This exercise is for the data exploration and your task is to understand a data set based on the description, statistics, and from visualizations.
Data for this exercise
We use the boston house price data in this exercise. The data is available as part of sklearn
for Python. The description of the data is provided together with the actual data and should be the starting point for your analysis of the data.
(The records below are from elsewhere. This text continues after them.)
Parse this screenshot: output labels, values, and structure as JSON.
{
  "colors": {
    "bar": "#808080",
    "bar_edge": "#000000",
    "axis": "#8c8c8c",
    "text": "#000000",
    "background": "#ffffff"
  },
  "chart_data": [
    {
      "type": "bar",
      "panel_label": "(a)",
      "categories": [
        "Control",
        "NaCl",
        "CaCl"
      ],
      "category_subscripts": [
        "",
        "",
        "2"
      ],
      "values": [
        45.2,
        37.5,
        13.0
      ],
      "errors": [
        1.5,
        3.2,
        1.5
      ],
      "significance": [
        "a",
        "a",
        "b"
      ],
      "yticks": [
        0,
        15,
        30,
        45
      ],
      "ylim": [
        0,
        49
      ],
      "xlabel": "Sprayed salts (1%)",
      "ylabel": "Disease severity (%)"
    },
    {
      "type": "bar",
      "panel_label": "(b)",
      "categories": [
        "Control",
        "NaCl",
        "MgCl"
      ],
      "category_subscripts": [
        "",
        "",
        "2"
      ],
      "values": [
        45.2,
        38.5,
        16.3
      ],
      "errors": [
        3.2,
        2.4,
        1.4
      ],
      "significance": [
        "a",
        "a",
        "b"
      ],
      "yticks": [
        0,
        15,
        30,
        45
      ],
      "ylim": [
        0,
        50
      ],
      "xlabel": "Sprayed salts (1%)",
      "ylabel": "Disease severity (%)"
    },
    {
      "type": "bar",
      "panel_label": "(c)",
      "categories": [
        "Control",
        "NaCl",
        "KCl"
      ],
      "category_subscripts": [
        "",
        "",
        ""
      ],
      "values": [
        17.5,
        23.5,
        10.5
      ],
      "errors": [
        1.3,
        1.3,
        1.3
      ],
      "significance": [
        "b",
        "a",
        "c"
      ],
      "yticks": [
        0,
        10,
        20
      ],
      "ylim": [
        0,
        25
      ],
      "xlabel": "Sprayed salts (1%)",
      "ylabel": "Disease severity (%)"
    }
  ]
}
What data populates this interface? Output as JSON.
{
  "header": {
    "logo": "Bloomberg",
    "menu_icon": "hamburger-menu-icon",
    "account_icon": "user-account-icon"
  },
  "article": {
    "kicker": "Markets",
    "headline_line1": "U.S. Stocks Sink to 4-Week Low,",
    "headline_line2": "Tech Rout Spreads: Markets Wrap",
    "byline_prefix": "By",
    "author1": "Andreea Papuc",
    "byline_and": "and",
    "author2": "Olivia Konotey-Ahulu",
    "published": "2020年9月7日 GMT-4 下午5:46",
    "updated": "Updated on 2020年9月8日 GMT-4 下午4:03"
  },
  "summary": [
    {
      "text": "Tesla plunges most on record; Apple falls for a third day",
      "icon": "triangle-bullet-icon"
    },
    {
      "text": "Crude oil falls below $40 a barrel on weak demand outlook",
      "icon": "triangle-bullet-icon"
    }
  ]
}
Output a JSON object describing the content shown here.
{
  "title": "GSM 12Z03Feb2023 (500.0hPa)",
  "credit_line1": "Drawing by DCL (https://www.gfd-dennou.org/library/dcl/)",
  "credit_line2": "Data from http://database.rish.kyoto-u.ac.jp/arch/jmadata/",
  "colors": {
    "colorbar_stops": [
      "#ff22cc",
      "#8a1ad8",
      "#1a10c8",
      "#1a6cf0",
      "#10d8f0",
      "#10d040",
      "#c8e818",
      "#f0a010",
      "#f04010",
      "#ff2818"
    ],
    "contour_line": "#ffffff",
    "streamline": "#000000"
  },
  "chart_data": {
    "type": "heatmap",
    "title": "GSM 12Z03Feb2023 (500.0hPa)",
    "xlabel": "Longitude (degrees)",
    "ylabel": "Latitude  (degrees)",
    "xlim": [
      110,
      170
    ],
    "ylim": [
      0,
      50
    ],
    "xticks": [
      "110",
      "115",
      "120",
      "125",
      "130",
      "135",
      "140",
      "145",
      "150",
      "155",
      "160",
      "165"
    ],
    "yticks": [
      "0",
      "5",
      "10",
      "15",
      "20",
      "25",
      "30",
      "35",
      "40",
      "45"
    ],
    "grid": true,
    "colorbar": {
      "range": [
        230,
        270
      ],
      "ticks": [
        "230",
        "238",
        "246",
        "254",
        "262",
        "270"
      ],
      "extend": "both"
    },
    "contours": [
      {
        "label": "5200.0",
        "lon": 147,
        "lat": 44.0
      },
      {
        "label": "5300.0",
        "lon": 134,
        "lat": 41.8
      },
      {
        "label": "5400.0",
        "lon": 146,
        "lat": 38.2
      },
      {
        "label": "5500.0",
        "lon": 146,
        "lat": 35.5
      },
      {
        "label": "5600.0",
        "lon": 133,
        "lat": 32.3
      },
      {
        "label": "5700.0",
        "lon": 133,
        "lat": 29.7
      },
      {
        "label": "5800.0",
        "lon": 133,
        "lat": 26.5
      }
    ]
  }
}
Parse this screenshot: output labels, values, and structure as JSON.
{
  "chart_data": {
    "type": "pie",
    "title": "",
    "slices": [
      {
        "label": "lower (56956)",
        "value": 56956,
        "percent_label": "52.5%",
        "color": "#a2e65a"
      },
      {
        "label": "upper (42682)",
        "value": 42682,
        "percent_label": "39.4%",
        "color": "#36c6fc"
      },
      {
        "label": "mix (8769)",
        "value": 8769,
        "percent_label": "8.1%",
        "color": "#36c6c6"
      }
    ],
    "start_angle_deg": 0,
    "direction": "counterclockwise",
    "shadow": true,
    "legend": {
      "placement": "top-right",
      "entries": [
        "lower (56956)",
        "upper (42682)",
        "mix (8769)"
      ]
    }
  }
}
Descriptive statistics of the boston data
Explore the boston data using descriptive statistics. Calculate the central tendency with the mean and median, the variability through the standard deviation and the IQR, as well as the range of the data. The real task is understanding something about the data from these results. For example, what can you learn about the CRIM feature from the mean and the median?
Visualizations
The Python library matplotlib
is great for creating all kinds of visualizations. There are even libraries on top of matplotlib
that facilitate relatively complex visualizations in a single line of code like seaborn
.
Analyze single features of the boston data
Visually analyze features zn
and indus
of the boston data. Use the techniques described in Chapter 3, i.e., histograms and density plots (with/without rugs). What can you learn about these features from these plots? What are the advantages and drawbacks of the different plots for this data?
Analyze the pair-wise relationships between the features of the boston data
Next, analyze the pair-wise relationships between all fourteen features of the boston data. First, analyze their relationship through scatter plots. Then, create a heatmap of the correlations between the features. What did you learn about the data?